Aside from ADE some vaccines simply are not completely effective. They do not induce strong immune responses or only induce transient responses. That is not to say such vaccines are useless, but they require multiple dosing, high vaccine doses, or further refinement / improvement by adding enhancers (adjuvants) to increase their effectiveness. We see these issues with the vaccines for Hepatitis A and Hepatitis B. While the vaccines exist and have so for many years, the Hep. A vaccine requires multiple doses, Hep. B requires a high dose and scientists continue to try to improve the vaccine with changes to the adjuvants.
What it means for COVID-19: The virus that causes COVID-19 is a close relative of that which caused SARS, a disease that showed the potential for ADE after vaccination. As SARS disappeared, due to the fact that those infected rapidly became ill and were therefore treated/quarantined, vaccine efforts were never completed. While we don’t know if ADE will be a problem with COVID-19 vaccines, the fact that they seemed to occur with SARS vaccine candidates should lead to a cautious approach to development and some skepticism of rapid vaccine development. We also do not know how effective the first vaccines potentially will be.

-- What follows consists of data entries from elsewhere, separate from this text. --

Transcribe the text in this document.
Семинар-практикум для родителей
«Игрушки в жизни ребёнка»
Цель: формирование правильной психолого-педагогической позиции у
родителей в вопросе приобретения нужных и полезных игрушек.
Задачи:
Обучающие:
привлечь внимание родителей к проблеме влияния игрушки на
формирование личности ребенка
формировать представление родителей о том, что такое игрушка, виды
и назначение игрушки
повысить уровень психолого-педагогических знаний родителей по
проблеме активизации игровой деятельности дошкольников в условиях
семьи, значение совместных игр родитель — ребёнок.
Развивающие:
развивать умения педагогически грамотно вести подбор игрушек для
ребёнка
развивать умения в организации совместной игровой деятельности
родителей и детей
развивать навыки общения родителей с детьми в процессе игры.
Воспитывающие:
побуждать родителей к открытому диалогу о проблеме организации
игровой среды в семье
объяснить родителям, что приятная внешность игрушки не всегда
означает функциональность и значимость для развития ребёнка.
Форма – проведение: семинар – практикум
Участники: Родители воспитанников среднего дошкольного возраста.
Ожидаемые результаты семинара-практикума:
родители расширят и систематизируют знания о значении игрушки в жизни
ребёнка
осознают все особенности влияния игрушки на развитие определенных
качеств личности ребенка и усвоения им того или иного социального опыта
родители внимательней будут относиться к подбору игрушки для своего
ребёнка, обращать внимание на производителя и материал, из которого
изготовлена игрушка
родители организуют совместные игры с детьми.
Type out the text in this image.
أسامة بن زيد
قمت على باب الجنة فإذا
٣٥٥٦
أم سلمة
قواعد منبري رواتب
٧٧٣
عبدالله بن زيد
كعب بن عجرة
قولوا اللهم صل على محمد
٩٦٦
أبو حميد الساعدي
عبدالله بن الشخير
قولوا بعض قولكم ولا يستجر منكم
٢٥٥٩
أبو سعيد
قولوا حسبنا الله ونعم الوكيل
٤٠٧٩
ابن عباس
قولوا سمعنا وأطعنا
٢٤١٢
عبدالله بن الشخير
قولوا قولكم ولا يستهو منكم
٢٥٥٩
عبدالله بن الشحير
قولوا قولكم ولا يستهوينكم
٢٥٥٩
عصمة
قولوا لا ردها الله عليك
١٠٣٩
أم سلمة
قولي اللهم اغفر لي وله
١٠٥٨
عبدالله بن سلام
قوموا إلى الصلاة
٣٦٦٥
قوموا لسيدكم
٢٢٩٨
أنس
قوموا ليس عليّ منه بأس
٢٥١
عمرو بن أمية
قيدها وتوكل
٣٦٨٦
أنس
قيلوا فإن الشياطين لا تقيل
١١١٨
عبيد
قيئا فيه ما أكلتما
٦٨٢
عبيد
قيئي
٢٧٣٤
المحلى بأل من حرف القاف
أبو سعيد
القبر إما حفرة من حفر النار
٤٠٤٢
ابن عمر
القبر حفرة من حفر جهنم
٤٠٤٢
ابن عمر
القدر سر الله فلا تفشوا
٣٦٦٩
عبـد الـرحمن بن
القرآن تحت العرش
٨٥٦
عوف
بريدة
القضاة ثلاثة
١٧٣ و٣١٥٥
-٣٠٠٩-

If high doses of the vaccine are needed, there could be risks for people with weakened immune systems. Should adjuvants be needed, it may take many attempts to develop an optimal vaccine formulation. If multiple doses are needed, it will take immense amounts of manufacturing capability to vaccinate the general population. The potential difficulties are numerous.
In summary, there are a variety of ways vaccine discovery can be slowed, lead to failure, or even cause harm outright. While optimism in human ingenuity, the scientific process, and humanities wide range of institutions (governmental, transnational, and industry) to meet the challenge of vaccine development is to be commended, it is necessary to temper that optimism with realistic expectations of the challenges that need to be overcome. If the technology is not currently available, I strongly believe it will eventually be developed. As vaccine research progressing leaders should continually be assessing potential developmental timelines rationally and use those assessments to shape our individual and collective responses to the current Pandemic.